Messi makes his mark
Posted on 07/04/2010It would take something special to knock that man Tiger Woods off the back pages and Lionel Messi provided it. Arsene Wenger described him as a Playstation following his four-goal super-show for Barcelona and Matt Dickinson in the Times has suggested the Argentine proved himself one of the greats of the game.
"The Nou Camp hosted a football match last night, but this mighty stadium was simply a stage for one man to parade his genius. The Hall of Fame at Barcelona is full of great names such as Cruyff, Stoichkov, Rivaldo and Ronaldo but very few have been fêted like Lionel Messi, whose name rolled down the steepling terraces as he walked off, almost bashfully, bouncing the match ball like a little kid.Cristiano Ronaldo could score five goals for Real Madrid against Barcelona on Saturday and yet still face a forlorn battle to usurp Messi as World Player of the Year.
The debate may now be taken into other realms, such as where Messi stands in the all-time pantheon. Still below his compatriot, Diego Maradona, who was not only the maestro in successful teams; at Napoli and for Argentina, Maradona was the team.
Of recent greats, he sits below Zinédine Zidane, too, in that Messi does not aspire to be the conductor of his side, simply the dazzling virtuoso.
He can, as Arsène Wenger pointed out, move in and out of games; it is just that his interventions this season have been so often and so spectacular that you begin to run out of superlatives."

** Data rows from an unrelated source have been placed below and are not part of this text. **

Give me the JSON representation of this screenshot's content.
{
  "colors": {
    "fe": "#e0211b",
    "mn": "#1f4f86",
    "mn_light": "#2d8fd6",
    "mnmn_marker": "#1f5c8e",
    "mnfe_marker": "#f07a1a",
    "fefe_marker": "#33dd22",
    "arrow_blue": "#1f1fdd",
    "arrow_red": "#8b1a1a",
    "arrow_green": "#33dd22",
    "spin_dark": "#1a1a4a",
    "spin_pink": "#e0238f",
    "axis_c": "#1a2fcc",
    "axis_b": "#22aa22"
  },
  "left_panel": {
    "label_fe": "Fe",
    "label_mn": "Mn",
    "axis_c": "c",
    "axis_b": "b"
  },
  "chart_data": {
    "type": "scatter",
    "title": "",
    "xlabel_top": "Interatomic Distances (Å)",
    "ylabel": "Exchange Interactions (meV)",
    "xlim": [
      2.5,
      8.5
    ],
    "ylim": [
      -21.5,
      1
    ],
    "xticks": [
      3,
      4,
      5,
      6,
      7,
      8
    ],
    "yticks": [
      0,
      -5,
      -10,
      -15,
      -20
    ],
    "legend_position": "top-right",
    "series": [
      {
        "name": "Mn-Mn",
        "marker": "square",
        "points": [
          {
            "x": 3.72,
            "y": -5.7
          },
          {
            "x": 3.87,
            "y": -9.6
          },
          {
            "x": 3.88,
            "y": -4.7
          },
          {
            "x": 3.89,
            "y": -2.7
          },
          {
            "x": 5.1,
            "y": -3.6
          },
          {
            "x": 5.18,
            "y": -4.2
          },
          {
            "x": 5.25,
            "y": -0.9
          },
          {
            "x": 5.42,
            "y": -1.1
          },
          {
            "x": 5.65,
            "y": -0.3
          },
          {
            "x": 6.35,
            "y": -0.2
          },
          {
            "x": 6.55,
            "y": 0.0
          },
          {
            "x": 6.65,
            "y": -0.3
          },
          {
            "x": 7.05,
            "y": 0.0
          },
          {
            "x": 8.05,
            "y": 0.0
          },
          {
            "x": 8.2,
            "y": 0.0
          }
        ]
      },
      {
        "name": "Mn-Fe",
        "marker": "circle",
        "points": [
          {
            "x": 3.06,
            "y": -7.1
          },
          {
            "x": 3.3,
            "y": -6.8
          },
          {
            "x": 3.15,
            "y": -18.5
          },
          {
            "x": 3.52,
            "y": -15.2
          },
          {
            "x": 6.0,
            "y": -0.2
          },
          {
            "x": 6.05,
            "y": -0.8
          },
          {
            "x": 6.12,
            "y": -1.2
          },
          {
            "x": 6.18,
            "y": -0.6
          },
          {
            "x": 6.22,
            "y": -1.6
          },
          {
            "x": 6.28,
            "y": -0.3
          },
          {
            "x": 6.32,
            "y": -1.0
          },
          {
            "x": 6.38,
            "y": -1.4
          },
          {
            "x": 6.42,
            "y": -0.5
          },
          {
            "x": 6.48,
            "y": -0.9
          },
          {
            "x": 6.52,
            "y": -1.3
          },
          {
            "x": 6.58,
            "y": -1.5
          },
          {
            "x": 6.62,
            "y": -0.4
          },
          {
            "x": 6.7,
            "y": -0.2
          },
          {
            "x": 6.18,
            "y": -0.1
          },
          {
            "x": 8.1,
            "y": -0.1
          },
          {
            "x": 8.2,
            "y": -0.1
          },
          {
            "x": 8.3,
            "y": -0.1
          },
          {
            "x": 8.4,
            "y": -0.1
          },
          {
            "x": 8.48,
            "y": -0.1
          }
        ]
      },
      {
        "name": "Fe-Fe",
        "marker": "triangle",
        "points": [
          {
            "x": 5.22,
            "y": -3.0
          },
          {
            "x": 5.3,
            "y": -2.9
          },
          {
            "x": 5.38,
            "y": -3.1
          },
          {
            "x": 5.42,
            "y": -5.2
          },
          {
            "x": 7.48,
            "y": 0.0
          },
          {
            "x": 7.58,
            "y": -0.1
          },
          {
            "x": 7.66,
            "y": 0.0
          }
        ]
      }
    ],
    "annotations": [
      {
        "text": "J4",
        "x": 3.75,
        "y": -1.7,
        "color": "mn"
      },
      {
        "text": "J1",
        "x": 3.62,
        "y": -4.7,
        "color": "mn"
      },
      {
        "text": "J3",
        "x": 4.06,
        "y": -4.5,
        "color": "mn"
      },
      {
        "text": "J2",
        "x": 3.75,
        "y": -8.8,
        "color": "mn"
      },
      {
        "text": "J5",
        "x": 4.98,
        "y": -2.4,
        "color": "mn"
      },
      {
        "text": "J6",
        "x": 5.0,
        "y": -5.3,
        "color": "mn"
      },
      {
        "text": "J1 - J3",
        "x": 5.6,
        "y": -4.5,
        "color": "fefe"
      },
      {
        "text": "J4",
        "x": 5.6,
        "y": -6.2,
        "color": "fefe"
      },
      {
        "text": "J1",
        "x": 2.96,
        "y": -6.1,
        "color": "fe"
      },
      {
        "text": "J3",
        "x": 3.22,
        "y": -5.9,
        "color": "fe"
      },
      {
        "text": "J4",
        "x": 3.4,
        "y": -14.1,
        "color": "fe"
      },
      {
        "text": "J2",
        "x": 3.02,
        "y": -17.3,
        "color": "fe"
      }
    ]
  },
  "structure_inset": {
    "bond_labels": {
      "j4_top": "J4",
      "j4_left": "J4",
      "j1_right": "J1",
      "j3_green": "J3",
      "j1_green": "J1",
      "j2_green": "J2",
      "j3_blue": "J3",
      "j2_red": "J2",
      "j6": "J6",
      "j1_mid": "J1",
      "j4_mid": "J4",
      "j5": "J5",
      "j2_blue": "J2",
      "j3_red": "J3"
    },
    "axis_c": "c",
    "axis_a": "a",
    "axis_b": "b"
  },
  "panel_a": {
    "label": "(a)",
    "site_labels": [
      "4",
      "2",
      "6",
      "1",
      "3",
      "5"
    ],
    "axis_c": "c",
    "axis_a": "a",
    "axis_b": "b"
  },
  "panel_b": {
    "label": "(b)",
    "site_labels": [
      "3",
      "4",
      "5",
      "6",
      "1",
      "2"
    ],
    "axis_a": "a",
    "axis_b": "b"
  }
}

Brand Tiger ready to return
Tiger Woods’ press conference on Monday is still a talking point and the moment when he made a plea to potential sponsors caught the attention of the Times’ Matthew Syed.
"It is the closest thing we have seen to a marketing pitch in a press conference. Asked about being dropped by so many of his sponsors, Tiger Woods seamlessly morphed from the vocabulary of the Penitent to that of the Salesman.“I totally understand why they dropped me,” he said. “But going forward I hope I can prove to companies that I am a worthy investment. That I can help their company, help their company grow and represent them well.”
Not that we can blame Woods for reaching out to the giants of the corporate world. That, after all, is how the world’s top golfer amassed his unprecedented billion-dollar fortune. Where Muhammad Ali symbolised the unhinged political radicalism of the Sixties, Woods represents the sportsman as walking billboard: a gun for hire, at the right price.
“Go on, be a Tiger” was the Accenture slogan that greeted passengers at airports around the world, alongside a photo of Woods sizing up his next shot, his beautiful eyes blazing with competitive intensity. “The best a man can get,” was how Gillette sought to harness the Woods phenomenon. Gatorade asked: “It’s in Tiger; is it in you?” Meanwhile the doyens at Lasik Eye Surgery plumped for: “What could you and Tiger have in common?”
And Woods was (and hopes to be again) a potent, almost irresistible force in the contemporary marketplace. He ticked all the right boxes: a mixed-race kid who achieved excellence amid the racial conservatism of modern golf; a swashbuckling sportsman who never flunked a challenge or choked on a putt; a decent man with decent values who adored his late father and was devoted to his wife and kids. This was not merely the American Dream, it was a kaleidoscope of resonance and meaning.
I bought into it. I was one of the millions who added to the global viewing figures whenever Woods was in the hunt for a major championship. I was also one of the millions inclined to switch off whenever his challenge faded. I pulled for him without inhibition, revelled in his fist-pumping heroism and revered his ability to keep his nerve as others were losing theirs. And, yes, I even bought his razor blades, without ever stopping to think why."